Criminal enforcement. Price, the acting DAAG for criminal enforcement, discussed efforts to obtain redress for cartels impacting the federal government. He noted a two-pronged approach: (1) obtaining restitution from criminals; and (2) allowing federal agencies to recover treble damages under the Clayton Act. Leniency applicants were reassured that, if they were successful in receiving amnesty, they would remain subject only to single damages, and these efforts to recover treble damages on behalf of federal agencies would not have an impact.

International enforcement. There also appears to be a renewed commitment to international engagement at the Antitrust Division.
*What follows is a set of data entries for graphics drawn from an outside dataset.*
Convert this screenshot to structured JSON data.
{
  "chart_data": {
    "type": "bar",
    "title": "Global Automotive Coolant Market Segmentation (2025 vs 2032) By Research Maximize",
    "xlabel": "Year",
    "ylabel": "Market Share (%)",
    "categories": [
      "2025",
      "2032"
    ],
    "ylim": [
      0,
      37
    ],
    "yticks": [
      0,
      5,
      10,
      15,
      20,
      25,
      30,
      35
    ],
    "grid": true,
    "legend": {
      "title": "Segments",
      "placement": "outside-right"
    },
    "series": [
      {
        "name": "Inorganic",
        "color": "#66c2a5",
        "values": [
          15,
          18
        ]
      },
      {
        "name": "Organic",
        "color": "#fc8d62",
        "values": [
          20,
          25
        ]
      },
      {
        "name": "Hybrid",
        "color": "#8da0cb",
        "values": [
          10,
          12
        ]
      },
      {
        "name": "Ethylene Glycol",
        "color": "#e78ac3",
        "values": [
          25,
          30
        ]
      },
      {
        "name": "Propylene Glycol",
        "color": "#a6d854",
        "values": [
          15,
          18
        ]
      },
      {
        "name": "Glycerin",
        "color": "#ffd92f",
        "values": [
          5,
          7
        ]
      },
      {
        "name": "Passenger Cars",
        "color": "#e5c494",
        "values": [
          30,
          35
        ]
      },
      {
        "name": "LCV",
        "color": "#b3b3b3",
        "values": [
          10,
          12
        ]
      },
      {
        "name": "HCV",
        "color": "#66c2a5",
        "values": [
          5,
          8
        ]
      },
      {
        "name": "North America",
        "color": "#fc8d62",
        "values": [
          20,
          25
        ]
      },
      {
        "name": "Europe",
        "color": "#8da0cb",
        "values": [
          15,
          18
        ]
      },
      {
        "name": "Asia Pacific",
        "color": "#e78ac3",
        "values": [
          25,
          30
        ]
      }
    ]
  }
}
This is a new priority for Assistant Attorney General Makan Delrahim, and the agency is hiring more staff. Alford said that in his lengthy travels since becoming the DAAG for international matters he has seen solid relationships with foreign counterparts. Since last year, the Antitrust Division has cooperated with 16 international counterparts on 19 different civil cases, Alford remarked. He also noted the important work that the Antitrust Division is doing in reaching trade deals with other countries.

Intellectual property. The intersection of antitrust and IP is another priority for Delrahim, according to the panelists. There appears to be a policy shift in this area, particularly with respect to standard setting, standard essential patents (SEPs), and violations of fair, reasonable, and non-discriminatory or FRAND licensing commitments. In the past, the Antitrust Division has been focused on the "hold-up," said Froeb, DAAG for economics. The Antitrust Division is now looking for greater symmetry between IP holders and implementers. Froeb warned that you cannot just look at the implementer’s problem or the "hold-up." You also need to focus on patent "hold-out" by SEP implementers. These changes in the approach to IP/antitrust enforcement and other areas are reflected in recent speeches by Delrahim and his deputies, it was noted.

Cooperation with FTC. The panel also highlighted cooperation with the other federal antitrust agency. Finch, the principal DAAG, said that he was looking forward to working with the new slate of commissioners at the FTC. He added that he foresees a close and positive relationship, just as there is now.